También conocí un poco más a sus otras dos amigas, Lucía y Sara. Ya nos habíamos visto en aquella cena en el restaurante de Madrid donde nos encontramos fortuitamente, pero habíamos hablado muy poco. Ambas se mostraron curiosas ante mi presencia, rodeándome sibilinamente como lo haría un gato cuando le atraes con un juguete nuevo. Me sentía como un nuevo miembro de la manada en un documental de La 2, al que olían para saber si al final formaría parte del grupo. Siendo realista, era lo más normal del mundo. En cierto modo, Iván y yo éramos una especie de «intrusos» dentro de su hábitat natural. La novedad de aquel día.

—Me encanta Ibiza —me dijo Sara en un tono amable.

—A mí me gustan mucho más las Canarias; Ibiza es demasiado comercial. Te lo digo como lo siento —sentenció Lucía.

—Lanzarote es espectacular —contesté sin ánimo de competir entre islas ni entre amigas.

—Yo estuve con la rubia hace tiempo en Ibiza y me encantó. Tengo muchas ganas de volver. —Sara me echó un cable.

—Pues Iván me contó una cosa muy graciosa que le pasó con el tema de las islas —anuncié—. Unos abuelos alemanes fueron a una de sus casas de alquiler y, cuando se despedían, les preguntó qué tal se lo habían pasado, que si repetirían otro año. Los abuelitos le dijeron que habían estado de maravilla, pero que al año siguiente querían ir a conocer las Baleares. Iván se quedó un poco a cuadros y les dijo que ya estaban en las Baleares... Y ellos le respondieron que estaban en la Palma. «Claro, en Palma de Mallorca», les respondió Iván, observando la cara de sorpresa de los ancianos, quienes pensaban que habían reservado sus vacaciones en La Palma, pero pensando que era la isla canaria, cuando habían pasado quince días en Palma de Mallorca...

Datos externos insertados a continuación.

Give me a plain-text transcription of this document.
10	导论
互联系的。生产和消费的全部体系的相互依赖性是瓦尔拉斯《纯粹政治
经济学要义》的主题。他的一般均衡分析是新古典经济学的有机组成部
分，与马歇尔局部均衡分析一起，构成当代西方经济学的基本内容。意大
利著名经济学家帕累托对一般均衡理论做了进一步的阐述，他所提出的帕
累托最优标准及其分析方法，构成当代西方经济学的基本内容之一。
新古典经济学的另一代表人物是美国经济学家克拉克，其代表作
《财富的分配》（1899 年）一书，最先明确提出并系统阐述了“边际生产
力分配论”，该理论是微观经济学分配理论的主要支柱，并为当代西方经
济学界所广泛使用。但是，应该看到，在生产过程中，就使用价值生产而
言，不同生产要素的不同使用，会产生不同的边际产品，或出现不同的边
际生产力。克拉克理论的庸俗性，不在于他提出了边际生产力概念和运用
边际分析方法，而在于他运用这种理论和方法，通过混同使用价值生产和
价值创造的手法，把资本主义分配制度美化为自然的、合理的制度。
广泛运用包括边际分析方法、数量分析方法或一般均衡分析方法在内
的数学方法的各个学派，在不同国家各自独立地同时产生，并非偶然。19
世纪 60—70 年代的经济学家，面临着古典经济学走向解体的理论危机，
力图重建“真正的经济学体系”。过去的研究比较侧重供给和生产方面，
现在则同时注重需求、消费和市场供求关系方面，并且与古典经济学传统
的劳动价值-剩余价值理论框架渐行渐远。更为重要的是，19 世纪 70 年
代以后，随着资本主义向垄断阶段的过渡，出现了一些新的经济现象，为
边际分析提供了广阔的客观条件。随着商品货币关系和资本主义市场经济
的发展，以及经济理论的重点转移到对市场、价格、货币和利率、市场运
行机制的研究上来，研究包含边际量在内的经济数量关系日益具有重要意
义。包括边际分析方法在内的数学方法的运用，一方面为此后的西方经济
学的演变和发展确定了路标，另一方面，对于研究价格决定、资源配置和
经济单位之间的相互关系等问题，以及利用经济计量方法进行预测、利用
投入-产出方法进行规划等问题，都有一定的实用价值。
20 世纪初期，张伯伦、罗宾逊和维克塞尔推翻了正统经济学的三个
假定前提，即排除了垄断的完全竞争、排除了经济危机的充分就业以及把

Sara y yo nos reímos a pleno pulmón. Esa anécdota nunca fallaba cuando se trataba de romper el hielo. No podíamos parar de reír, mientras Lucía se mantenía inerte como un jarrón sin flores.

—¿Qué signo eres? —me preguntó de repente, aunque intuía que ya lo sabía.

—Tauro.

—Vale, compartimos signo y a la rubia. Ojito, ¿eh? —Me miró con insistencia, como si pudiera ver dentro de mí... y me acojonó. No le hizo falta el típico gesto de broma de llevarse los dedos medio e índice a los ojos, como diciendo «Te estoy vigilando, chaval». Me acojonó de verdad solo con sus profundos ojos castaños. Tenía pinta de dominar las artes oscuras mejor que Voldemort.

—Ah, por cierto —dijo antes de irse—. Me ha hecho gracia lo de los alemanes... la anécdota que has contado. No lo he expresado mucho, pero quería decirte que está muy bien. Me he reído por dentro.

No supe qué responder a eso.

La verdad es que aquella noche todos fueron encantadores conmigo y consiguieron que me sintiera como si nos conociésemos de toda la vida. Incluso me animé a echarme unos bailes con Iván, marca de la casa, que tantas veces habíamos ensayado en Ibiza. Se esmeraron para que la noche fuese divertida y agradable. Laux y la rubia estaban en su salsa. Derrochaban felicidad y olor a rosa —no la flor, sino el color— por los cuatro costados. Hasta ese momento no sabía que podían existir tantas cosas con ese Pantone. Como dijo la rubia aquella noche, en más de una ocasión, con alguna copa de más en el cuerpo: «Yo lo tengo claro, si es rosa y brilla, lo quiero».